Digital gatekeepers like Google need increasingly reliable algorithms to accomplish these tasks autonomously. Self-learning algorithms based on artificial intelligence and machine learning methods will play an increasingly important role here. This is the only way to ensure the relevance of results or expenditure/results in line with expectations – while at the same time ensuring scalability.
With a view to the semantic understanding of search queries and documents, machine learning is essential for performance.
It is, therefore, no coincidence that the three most essential introductions to the Google search Knowledge-Graph, Hummingbird, Rankbrain, and Google’s significantly intensified commitment to machine learning are very close in time over three years.
Conclusion: Google is on the way to semantic understanding
With milestones such as the Knowledge Graph, Hummingbird, and Rankbrain, Google has come to a step closer to the perfect search engine. Statistics, semantic theories, and basic structures, as well as machine learning, play a vital role.
Google wanted to introduce the semantic search with the Knowledge Graph and the Hummingbird algorithm.

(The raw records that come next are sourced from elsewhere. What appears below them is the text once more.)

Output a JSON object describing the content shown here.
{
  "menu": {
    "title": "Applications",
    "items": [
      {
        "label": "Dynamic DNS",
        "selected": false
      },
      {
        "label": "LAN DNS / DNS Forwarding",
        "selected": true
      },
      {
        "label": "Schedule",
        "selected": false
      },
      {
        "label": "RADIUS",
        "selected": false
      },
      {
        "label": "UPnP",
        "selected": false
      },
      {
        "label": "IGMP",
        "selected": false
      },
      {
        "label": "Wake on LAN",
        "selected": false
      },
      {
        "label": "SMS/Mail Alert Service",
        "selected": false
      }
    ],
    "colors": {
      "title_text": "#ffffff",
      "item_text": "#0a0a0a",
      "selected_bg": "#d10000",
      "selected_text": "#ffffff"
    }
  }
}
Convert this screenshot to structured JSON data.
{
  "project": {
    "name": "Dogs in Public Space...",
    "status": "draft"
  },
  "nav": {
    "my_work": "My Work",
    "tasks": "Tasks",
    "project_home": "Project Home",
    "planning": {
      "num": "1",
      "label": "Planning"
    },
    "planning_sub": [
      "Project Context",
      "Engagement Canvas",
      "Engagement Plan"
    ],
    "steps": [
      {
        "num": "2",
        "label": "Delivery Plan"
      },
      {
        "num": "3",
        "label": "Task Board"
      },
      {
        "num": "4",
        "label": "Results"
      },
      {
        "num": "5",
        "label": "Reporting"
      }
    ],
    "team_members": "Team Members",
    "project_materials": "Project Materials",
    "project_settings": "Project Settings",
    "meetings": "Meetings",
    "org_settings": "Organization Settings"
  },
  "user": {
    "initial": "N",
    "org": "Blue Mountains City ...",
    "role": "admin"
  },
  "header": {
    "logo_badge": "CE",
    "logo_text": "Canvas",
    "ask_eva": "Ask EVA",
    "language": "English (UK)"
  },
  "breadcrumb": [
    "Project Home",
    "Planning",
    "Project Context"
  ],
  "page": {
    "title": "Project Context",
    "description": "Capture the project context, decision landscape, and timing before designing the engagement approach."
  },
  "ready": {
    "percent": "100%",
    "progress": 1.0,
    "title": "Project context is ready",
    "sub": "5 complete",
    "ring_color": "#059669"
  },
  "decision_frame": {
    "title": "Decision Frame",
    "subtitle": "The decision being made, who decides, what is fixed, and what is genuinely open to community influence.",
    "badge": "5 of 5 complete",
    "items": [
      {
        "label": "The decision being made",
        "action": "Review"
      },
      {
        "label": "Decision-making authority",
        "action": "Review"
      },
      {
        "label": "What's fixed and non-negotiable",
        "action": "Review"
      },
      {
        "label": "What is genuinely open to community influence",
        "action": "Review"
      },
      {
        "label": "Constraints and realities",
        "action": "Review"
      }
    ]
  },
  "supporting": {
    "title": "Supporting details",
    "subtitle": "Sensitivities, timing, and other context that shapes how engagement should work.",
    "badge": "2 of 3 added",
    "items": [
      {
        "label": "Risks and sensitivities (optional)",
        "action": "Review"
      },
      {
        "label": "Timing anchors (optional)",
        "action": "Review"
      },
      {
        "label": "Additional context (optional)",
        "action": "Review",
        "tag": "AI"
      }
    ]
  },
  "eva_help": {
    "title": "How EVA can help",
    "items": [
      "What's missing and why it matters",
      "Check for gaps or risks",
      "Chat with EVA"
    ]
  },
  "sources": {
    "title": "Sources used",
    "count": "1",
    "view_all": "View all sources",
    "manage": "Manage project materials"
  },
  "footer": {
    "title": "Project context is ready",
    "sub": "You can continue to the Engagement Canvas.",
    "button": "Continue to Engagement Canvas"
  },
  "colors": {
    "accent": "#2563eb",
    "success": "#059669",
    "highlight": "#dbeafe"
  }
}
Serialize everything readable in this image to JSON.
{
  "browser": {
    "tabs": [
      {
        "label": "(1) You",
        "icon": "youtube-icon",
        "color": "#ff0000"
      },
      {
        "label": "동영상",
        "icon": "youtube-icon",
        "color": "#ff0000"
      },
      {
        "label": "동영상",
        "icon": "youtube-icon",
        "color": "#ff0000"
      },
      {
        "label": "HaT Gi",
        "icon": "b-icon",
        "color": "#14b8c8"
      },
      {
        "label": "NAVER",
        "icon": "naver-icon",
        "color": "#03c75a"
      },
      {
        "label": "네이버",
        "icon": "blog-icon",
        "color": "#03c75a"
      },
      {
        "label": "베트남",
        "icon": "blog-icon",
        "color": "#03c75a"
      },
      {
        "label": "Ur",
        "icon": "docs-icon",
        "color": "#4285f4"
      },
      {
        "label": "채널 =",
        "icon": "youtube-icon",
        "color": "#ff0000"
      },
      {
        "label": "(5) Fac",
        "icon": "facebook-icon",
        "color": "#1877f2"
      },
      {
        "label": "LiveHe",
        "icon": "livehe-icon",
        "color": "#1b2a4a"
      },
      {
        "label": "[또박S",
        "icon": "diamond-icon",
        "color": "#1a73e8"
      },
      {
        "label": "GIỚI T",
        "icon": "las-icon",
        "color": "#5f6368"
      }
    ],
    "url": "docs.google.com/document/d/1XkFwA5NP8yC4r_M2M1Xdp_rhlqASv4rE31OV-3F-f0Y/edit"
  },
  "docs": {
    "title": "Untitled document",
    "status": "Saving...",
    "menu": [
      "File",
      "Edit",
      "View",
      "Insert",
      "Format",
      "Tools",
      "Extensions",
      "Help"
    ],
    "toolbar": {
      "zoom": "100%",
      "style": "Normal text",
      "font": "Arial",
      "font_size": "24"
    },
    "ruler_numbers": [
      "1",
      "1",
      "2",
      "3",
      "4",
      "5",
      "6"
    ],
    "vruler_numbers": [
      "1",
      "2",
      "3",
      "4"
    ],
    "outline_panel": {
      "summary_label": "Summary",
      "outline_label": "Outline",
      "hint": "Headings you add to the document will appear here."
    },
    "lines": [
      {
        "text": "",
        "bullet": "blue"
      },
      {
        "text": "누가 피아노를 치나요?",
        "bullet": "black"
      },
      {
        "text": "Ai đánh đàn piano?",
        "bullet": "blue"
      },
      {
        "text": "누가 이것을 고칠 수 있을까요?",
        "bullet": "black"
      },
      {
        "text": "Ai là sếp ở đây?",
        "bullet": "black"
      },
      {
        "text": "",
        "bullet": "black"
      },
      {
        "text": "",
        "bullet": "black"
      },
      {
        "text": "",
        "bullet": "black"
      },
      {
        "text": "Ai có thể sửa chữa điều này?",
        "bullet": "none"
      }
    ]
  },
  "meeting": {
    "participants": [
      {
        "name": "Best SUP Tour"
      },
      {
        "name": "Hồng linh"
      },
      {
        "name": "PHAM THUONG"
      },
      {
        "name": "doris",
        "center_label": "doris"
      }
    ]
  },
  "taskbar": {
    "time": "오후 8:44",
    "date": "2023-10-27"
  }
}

Today, however, it is becoming clear that the goal of developing a semantic understanding has long failed due to the lack of scalability.
Only in interaction with machine learning systems does the semantic classification of information, documents, and search queries in the broad mass of search queries and reports become practical without having to make significant sacrifices in performance – also thanks to the active help of SEOs and webmasters, the information mark yourself manually.
The ability to make predictions about what a user wants when he enters a previously unknown search term in the search slot has only become possible through machine learning.
The path to the perfect search engine is probably something to go, but the steps there have been significantly larger since 2013. Given the progress Google has made in deep learning in recent years, it can be assumed that semantic understanding will improve exponentially in the future.